When Leapfrog launched the Hospital Safety Scores in June, it was a matter of controversy. The president and CEO of the American Hospital Association wrote a letter to Leapfrog that outlined several "methodological shortcomings" in the survey, including what the association saw as the use of unreliable measures, a bias toward hospitals that participate in the Leapfrog Hospital Survey, significant variation in the weights applied to measures for different groups of hospitals and errors in the data.
The latest scores reflect data updated over the last six months and a modified methodology. Still, some hospital representatives remain dissatisfied, citing concerns similar to those articulated earlier by the American Hospital Association.
Even so, many say there is merit in the spirit of the scoring system as a way to encourage communication between patients and hospitals.
"Anything that has hospitals focused on performance improvement is a good thing, as long as it’s not taken out of context," said Bruce Rueben, M.B.A., president of the Florida Hospital Association. "But every group that attempts to measure hospitals has different criteria, and you can’t take any one piece and make a judgment on that."
About 30 percent of scored hospitals nationwide received an A. Shands at UF and Shands Jacksonville both went up two letter grades since June.
"We are very pleased that this score shows the improvement in publicly reported measures that has occurred at Shands over the past few years," said Susan Hendrickson, director of Quality and Performance Improvement at Shands Jacksonville. "Shands has invested in a number of activities aimed at decreasing untoward events and reliably delivering evidence-based care. This more recent dataset used by the Leapfrog Group captures these improvements."
The new grades reflect the most recent publicly available data, said Erica Mobley, program manager at Leapfrog. In June, most hospitals were judged on the basis of old data from 2010, but data used for the current round was mostly from 2011.

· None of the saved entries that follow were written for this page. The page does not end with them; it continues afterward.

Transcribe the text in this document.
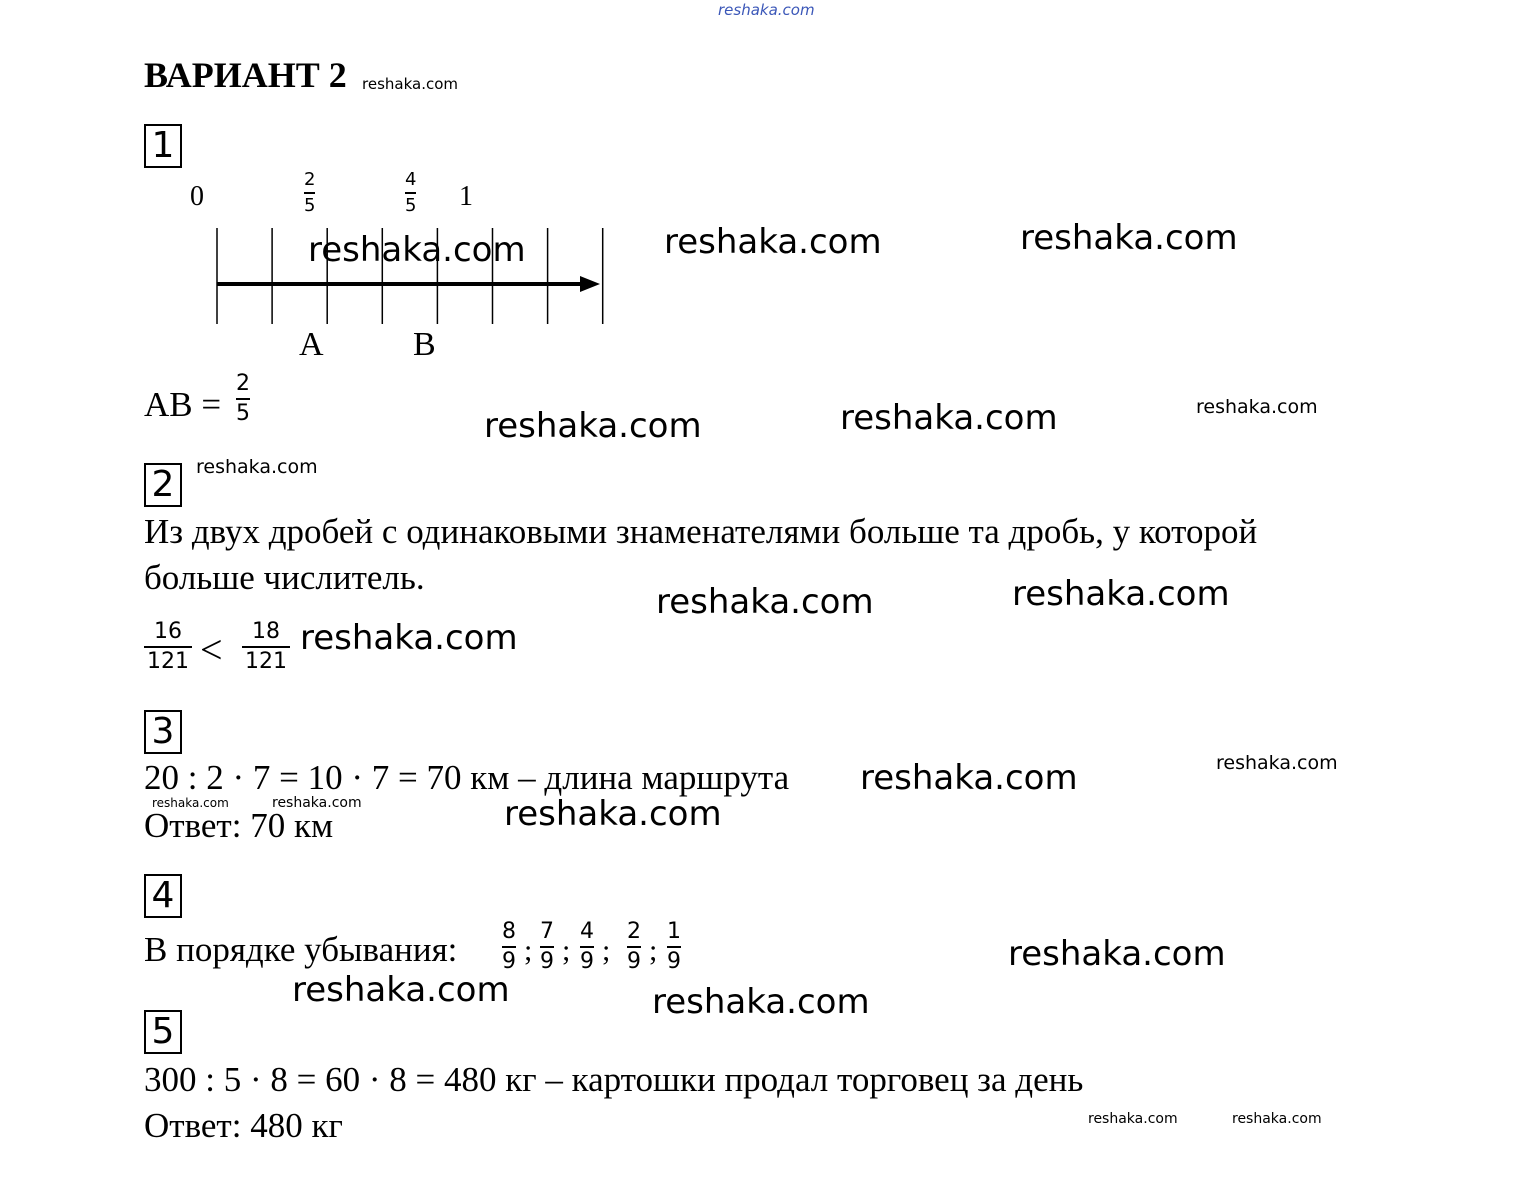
reshaka.com
ВАРИАНТ 2 reshaka.com
1
0
2
5
4
5 1
A	B
AB =
2
5
2
Из двух дробей с одинаковыми знаменателями больше та дробь, у которой
больше числитель.
16
121 < 18
121
3
20 : 2 · 7 = 10 · 7 = 70 км – длина маршрута
Ответ: 70 км
4
В порядке убывания: 8
9 ;
7
9 ;
4
9 ;
2
9 ;
1
9
5
300 : 5 · 8 = 60 · 8 = 480 кг – картошки продал торговец за день
Ответ: 480 кг
reshaka.com	reshaka.com	reshaka.com
reshaka.com	reshaka.com	reshaka.com
reshaka.com
reshaka.com	reshaka.com
reshaka.com
reshaka.com	reshaka.com
reshaka.com	reshaka.com	reshaka.com
reshaka.com
reshaka.com	reshaka.com
reshaka.com	reshaka.com
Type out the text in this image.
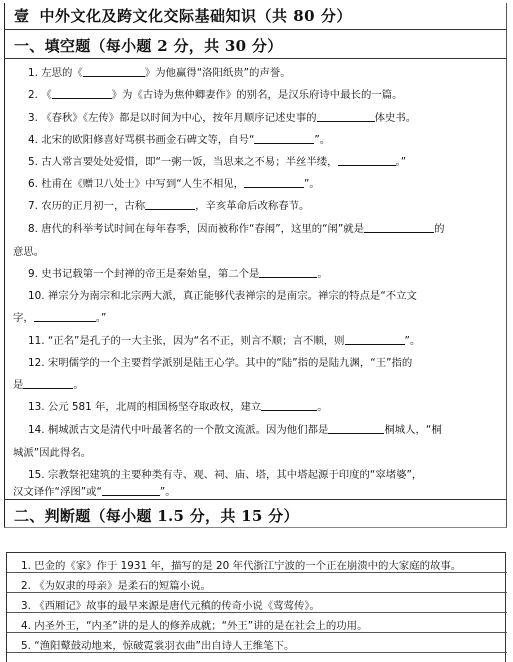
壹 中外文化及跨文化交际基础知识（共 80 分）
一、填空题（每小题 2 分，共 30 分）
1. 左思的《	》为他赢得“洛阳纸贵”的声誉。
2. 《	》为《古诗为焦仲卿妻作》的别名，是汉乐府诗中最长的一篇。
3. 《春秋》《左传》都是以时间为中心，按年月顺序记述史事的	体史书。
4. 北宋的欧阳修喜好骂棋书画金石碑文等，自号“	”。
5. 古人常言要处处爱惜，即“一粥一饭，当思来之不易；半丝半缕，	。”
6. 杜甫在《赠卫八处士》中写到“人生不相见，	”。
7. 农历的正月初一，古称	，辛亥革命后改称春节。
8. 唐代的科举考试时间在每年春季，因而被称作“春闱”，这里的“闱”就是	的
意思。
9. 史书记载第一个封禅的帝王是秦始皇，第二个是	。
10. 禅宗分为南宗和北宗两大派，真正能够代表禅宗的是南宗。禅宗的特点是“不立文
字，	。”
11. “正名”是孔子的一大主张，因为“名不正，则言不顺；言不顺，则	”。
12. 宋明儒学的一个主要哲学派别是陆王心学。其中的“陆”指的是陆九渊，“王”指的
是	。
13. 公元 581 年，北周的相国杨坚夺取政权，建立	。
14. 桐城派古文是清代中叶最著名的一个散文流派。因为他们都是	桐城人，“桐
城派”因此得名。
15. 宗教祭祀建筑的主要种类有寺、观、祠、庙、塔，其中塔起源于印度的“窣堵婆”，
汉文译作“浮图”或“	”。
二、判断题（每小题 1.5 分，共 15 分）
1. 巴金的《家》作于 1931 年，描写的是 20 年代浙江宁波的一个正在崩溃中的大家庭的故事。
2. 《为奴隶的母亲》是柔石的短篇小说。
3. 《西厢记》故事的最早来源是唐代元稹的传奇小说《莺莺传》。
4. 内圣外王，“内圣”讲的是人的修养成就；“外王”讲的是在社会上的功用。
5. “渔阳鼙鼓动地来，惊破霓裳羽衣曲”出自诗人王维笔下。
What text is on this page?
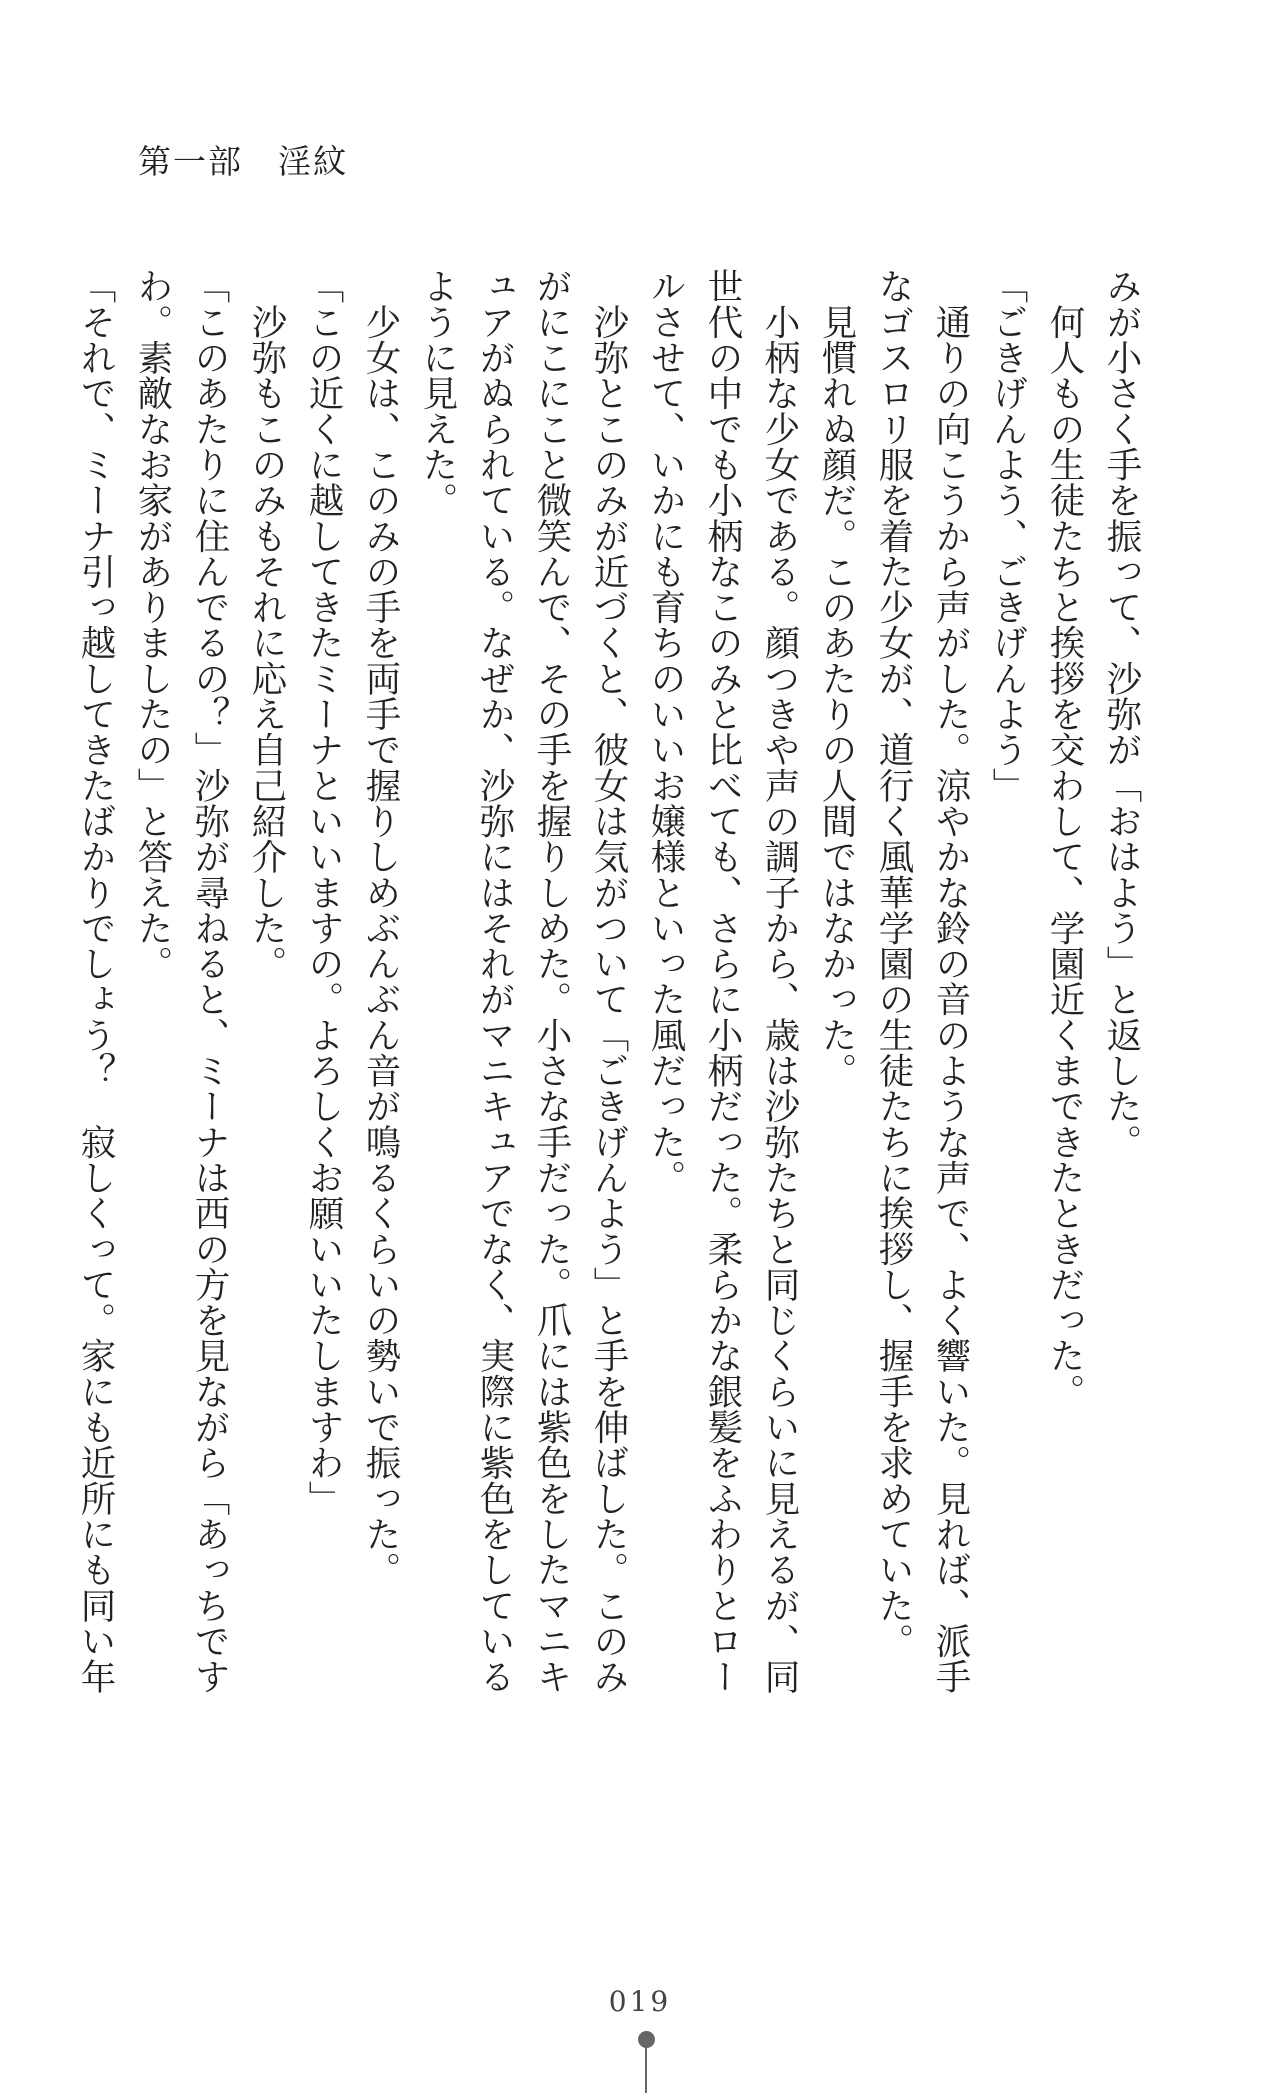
第一部　淫紋
みが小さく手を振って、沙弥が「おはよう」と返した。
　何人もの生徒たちと挨拶を交わして、学園近くまできたときだった。
「ごきげんよう、ごきげんよう」
　通りの向こうから声がした。涼やかな鈴の音のような声で、よく響いた。見れば、派手
なゴスロリ服を着た少女が、道行く風華学園の生徒たちに挨拶し、握手を求めていた。
　見慣れぬ顔だ。このあたりの人間ではなかった。
　小柄な少女である。顔つきや声の調子から、歳は沙弥たちと同じくらいに見えるが、同
世代の中でも小柄なこのみと比べても、さらに小柄だった。柔らかな銀髪をふわりとロー
ルさせて、いかにも育ちのいいお嬢様といった風だった。
　沙弥とこのみが近づくと、彼女は気がついて「ごきげんよう」と手を伸ばした。このみ
がにこにこと微笑んで、その手を握りしめた。小さな手だった。爪には紫色をしたマニキ
ュアがぬられている。なぜか、沙弥にはそれがマニキュアでなく、実際に紫色をしている
ように見えた。
　少女は、このみの手を両手で握りしめぶんぶん音が鳴るくらいの勢いで振った。
「この近くに越してきたミーナといいますの。よろしくお願いいたしますわ」
　沙弥もこのみもそれに応え自己紹介した。
「このあたりに住んでるの？」沙弥が尋ねると、ミーナは西の方を見ながら「あっちです
わ。素敵なお家がありましたの」と答えた。
「それで、ミーナ引っ越してきたばかりでしょう？　寂しくって。家にも近所にも同い年
019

"We don’t see a significant jump happen just by accident; those hospitals seem to have put a significant emphasis on patient safety," Mobley said. "We hope that patients will use this as one piece of information when selecting a hospital, whether they’re going for stitches or open heart surgery."
This recognition from Leapfrog follows another national achievement this week for UF&Shands; a surgical intensive care unit at the Shands Cancer Hospital received an award from the U.S. Department of Health and Human Services and the Critical Care Societies Collaborative for reducing hospital-associated infections.
"National recognition for the quality of care provided at UF&Shands is a result of the constant attention of our caregivers to provide our patients the best experience possible," said Randy Harmatz, chief quality officer at UF&Shands. "We are constantly moving toward our goal of being a national model for health care delivery."